LAWS(KER)-2015-3-358

ASSYRIAN CHARITIES KURIES LTD Vs. JAMES C JOSEPH

Decided On March 06, 2015
ASSYRIAN CHARITIES KURIES LTD Appellant
V/S
JAMES C JOSEPH Respondents

JUDGEMENT

(1.) Can it be held that a notice of Extraordinary General body Meeting (EGM) sent to the shareholders by ordinary post in the registered address is sufficient service in terms of Section 53(2)(a) of the Companies Act, 1956 (in short, "the Act") and if so, whether the court below erred in holding that the EGM convened on 24.12.2011 was bad for want of notice These are the main questions raised for decision.

(2.) Heard the learned counsel for the appellants and the learned counsel for the respondents.
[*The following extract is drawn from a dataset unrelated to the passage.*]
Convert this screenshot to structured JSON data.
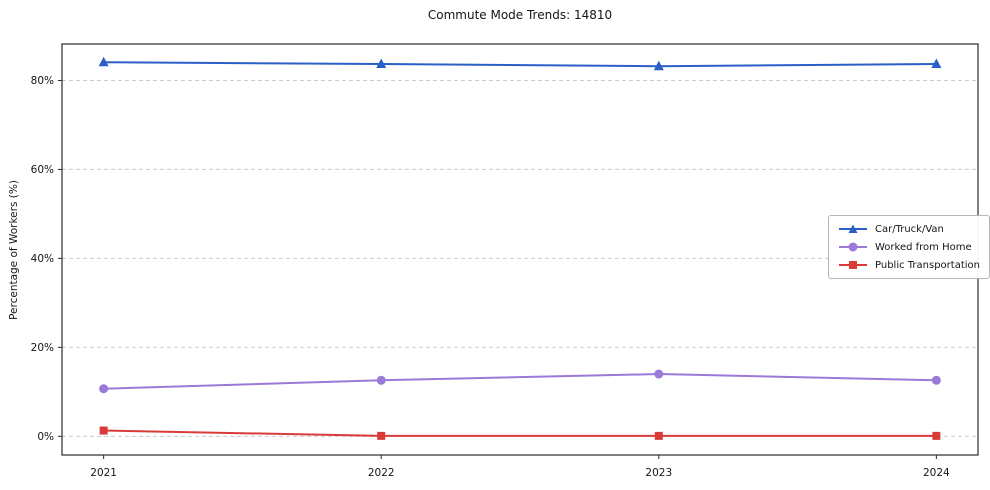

(3.) Brief facts are as follows: Appellants are the defendants in the suit. Plaintiffs are the contesting respondents. 1st defendant company is a public limited company registered under the Act. Manager of the company is the 2nd defendant and Chairman is the 3rd defendant. Defendants 4 to 11 are the Directors. 1st plaintiff is a shareholder of the company and plaintiffs 2 to 4 are the Directors elected in an EGM held on 22.01.2012. As per the EGM, defendants 3 to 11 were removed from the post of Directors. 1st plaintiff demanded to call an EGM and notice was given on 11.11.2011. 2nd defendant accepted the notice on behalf of the company. 1st defendant is bound to call an EGM within 21 days after giving notice to the shareholders. Since the 1st defendant failed to call an EGM, 1st plaintiff issued notice to the 3rd defendant on 06.12.2011. 1st defendant company issued a registered notice on 02.01.2012 to the 1st plaintiff in which it was informed that an EGM was held on 24.12.2011. The meeting alleged to have been convened on 24.12.2011 without notice is legally unsustainable. Therefore, the suit for declaration and injunction was filed.